In my years on the administration and engineering side of the VMware world a task I was frequently responsible for was creating policies around the standards of my environment and then defining a process to ensure those policies were adhered to.  Some examples of the policies I authored was things around snapshot lifetime, security hardening or datastore freespace, etc.

Often times these standards conflicted with the pressures I faced to complete requests in a timely fashion on the requests faced by my team and I.  When faced with conflicting pressures like this you can chose to not enforce your established polices, which can have significant negative impacts when your team is audited or you suffer a negative impact to your environment as the result of not enforcing your established policies; or you can choose to not deliver the requested service in a timely fashion, which will likely have equally bad outcomes.

In this multi-part blog series we will explore one path mitigating the conflicting pressures by utilizing vROPS to monitor for violations of a given policy, and when detected performing automatic remediation of policy violations, while allowing a for exceptions.  We will close with exploring  how we can build upon this monitoring framework to deliver self-service capabilities of day two actions.

I’ll update the following list as I complete future entries in this series.

Today we review the example policy and the planned workflow we will use during this series.  Let’s assume we have been tasked with enforcing the following policy

Virtual Machine snapshots are a way to provide a rollback point for potentially disruptive changes to the installed application(s) or operating system.  They should not exist for longer than 72 hours.  An exception may be granted to allow a snapshot to exist for 14 days.

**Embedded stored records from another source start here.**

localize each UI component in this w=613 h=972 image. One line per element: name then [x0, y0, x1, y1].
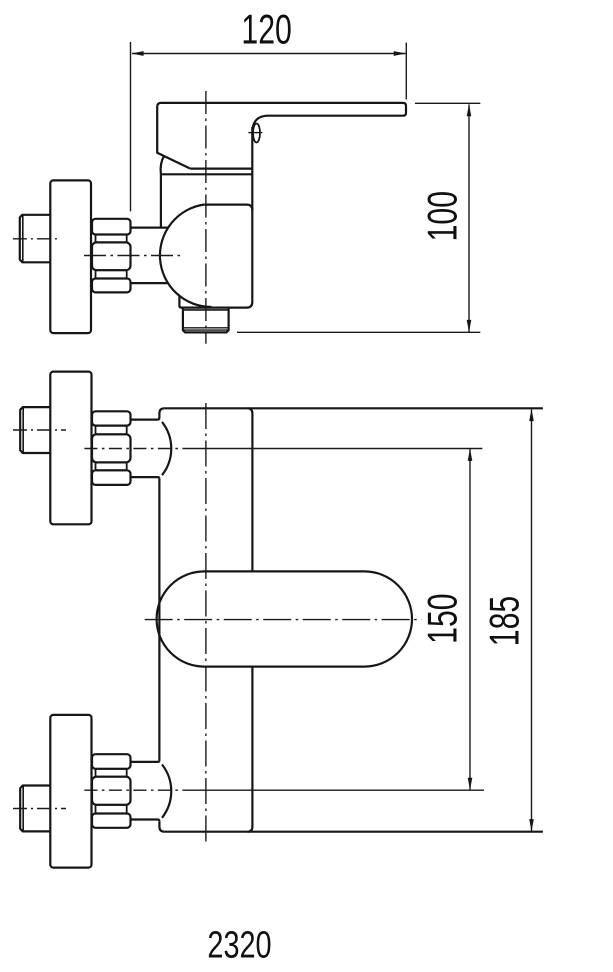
- pipe thread end line (plan): [22, 215, 24, 261]
- outlet thread relief lines: [183, 327, 228, 329]
- front body top-left corner and upper union: [131, 408, 164, 419]
- dimension 120: dimension line: [132, 53, 406, 55]
- valve body circle (plan view): [160, 205, 212, 308]
- arrow 120 left: [131, 51, 143, 56]
- cap bottom edge: [190, 168, 252, 170]
- front body vertical centerline: [205, 403, 207, 842]
- arrow 100 up: [467, 104, 472, 116]
- upper union flare arc: [162, 422, 171, 475]
- svg-text:120: 120: [241, 6, 291, 53]
- upper inlet axis centerline + 150 extension: [84, 448, 190, 450]
- dimension 100: extension lines: [415, 102, 480, 104]
- lever capsule (front view): [157, 571, 412, 666]
- shower outlet nipple (plan view): [183, 308, 229, 333]
- plan inlet axis centerline: [84, 255, 183, 257]
- dimension 120: extension lines: [130, 42, 132, 212]
- hex nut (plan view): [92, 219, 131, 293]
- outlet lip line: [183, 309, 229, 311]
- arrow 150 up: [468, 449, 473, 461]
- lower union upper edge: [131, 760, 159, 762]
- valve body bottom edge (plan view): [179, 295, 252, 308]
- arrow 185 down: [529, 819, 534, 831]
- svg-text:100: 100: [419, 191, 466, 241]
- upper pipe centerline (front): [13, 429, 66, 431]
- svg-text:185: 185: [480, 596, 527, 646]
- lower union flare arc: [162, 765, 171, 818]
- cartridge dome arc (plan view): [161, 156, 164, 174]
- lever cap (plan view): [157, 103, 190, 169]
- upper pipe thread end line: [22, 408, 24, 453]
- svg-text:150: 150: [419, 593, 466, 643]
- lower pipe thread end line: [22, 786, 24, 831]
- threaded wall pipe (plan view): [20, 215, 51, 262]
- front body bottom edge + 185 extension: [164, 831, 543, 833]
- arrow 100 down: [467, 320, 472, 332]
- front body bottom-right corner: [247, 827, 252, 832]
- valve body right edge / lever neck edge (plan view): [251, 127, 253, 302]
- upper union lower edge: [131, 477, 159, 479]
- dimension 185: dimension line: [531, 409, 533, 831]
- capsule axis centerline: [145, 619, 422, 621]
- cartridge ring line: [161, 173, 253, 175]
- lever handle bar (plan view): [161, 103, 406, 129]
- front body left bottom corner: [159, 821, 164, 831]
- lower hex nut (front view): [92, 754, 131, 828]
- front view: body top edge + 185 extension: [164, 407, 543, 409]
- upper hex nut (front view): [92, 411, 131, 485]
- lower threaded wall pipe (front view): [20, 786, 50, 832]
- dimension 150: dimension line: [469, 449, 471, 790]
- arrow 150 down: [468, 778, 473, 790]
- arrow 120 right: [394, 51, 406, 56]
- plan pipe centerline: [13, 238, 60, 240]
- body column left edge (plan view): [160, 174, 162, 227]
- valve body block top edge (plan view): [204, 205, 252, 211]
- plan body vertical centerline: [205, 91, 207, 344]
- lower union lower edge: [131, 820, 159, 822]
- pivot tick line: [248, 132, 262, 134]
- dimension 100: dimension line: [468, 104, 470, 332]
- front body top-right corner: [247, 408, 252, 413]
- lower pipe centerline (front): [13, 808, 66, 810]
- upper wall plate (front view): [50, 372, 91, 525]
- arrow 185 up: [529, 409, 534, 421]
- upper threaded wall pipe (front view): [20, 407, 50, 453]
- lower wall plate (front view): [50, 715, 91, 868]
- lever pivot pin ellipse (plan view): [253, 124, 260, 143]
- lower inlet axis centerline + 150 extension: [84, 789, 190, 791]
- front body left edge (visible through capsule): [158, 479, 160, 760]
- wall plate (plan view): [50, 180, 91, 333]
- union connector edges (plan view): [131, 227, 169, 229]
- svg-text:2320: 2320: [207, 924, 271, 967]
- front body right edge: [251, 414, 253, 827]
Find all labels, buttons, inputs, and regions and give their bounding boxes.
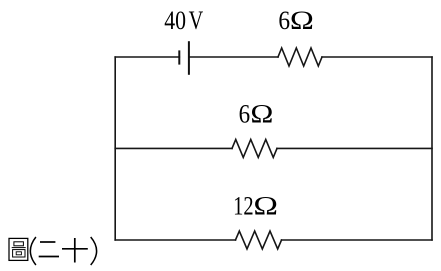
svg-text:12: 12	[233, 192, 254, 221]
svg-text:Ω: Ω	[250, 100, 273, 129]
svg-text:Ω: Ω	[290, 6, 314, 35]
svg-text:V: V	[189, 6, 204, 35]
svg-text:40: 40	[164, 6, 186, 35]
svg-text:6: 6	[239, 100, 251, 129]
svg-text:6: 6	[278, 6, 290, 35]
svg-text:Ω: Ω	[253, 192, 278, 221]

Additionally, we will assume an “expectation” that service requests for snapshots are fulfilled within 2 hours of request.

The following diagram lays out the logical workflow we will be using to create this automated workflow to clean old snapshots and ensure we fulfill our SLA.

  1. The work flow starts with a end user requesting a vm snapshot for a specified virtual machine.  This will be accomplished by creating a simple catalog item in vRealize Automation.
  2. When this catalog item is requested, vRA will pass the information received from the user to vRealize Orchestrator to initiate the process of taking a snapshot.
  3. A vRO workflow evaluates the parameters and determines if an exception for snapshot lifetime has been requested.  If it has, it tags the virtual machine with an exception tag.
  4. vROPS performs monitoring of the environment, placing any machines with an exception tag in a specific monitoring policy that allows for longer snapshots.
  5. When vROPS discovers a snapshot exceeding 72 hours, an alert is generated.
  6. If the virtual machine associated to the alert does not have a snapshot lifetime exception tag, vROPS initiates a vRO workflow to remove the snapshot.  If it has exception tag and is older then 14 days, it initiates a vRO workflow to remove the snapshot.
  7. vRO executes the snapshot cleanup
  8. The vROPS alert clears.

That’s it.  Another easy button to allow you to drink more coffee while appearing more productive.

Future posts in this series will break down how to create this framework.  We will start with the vROPS side of things, since it is a fairly simple and close to out of the box integration.  From there we will cover the vRA self-service aspect.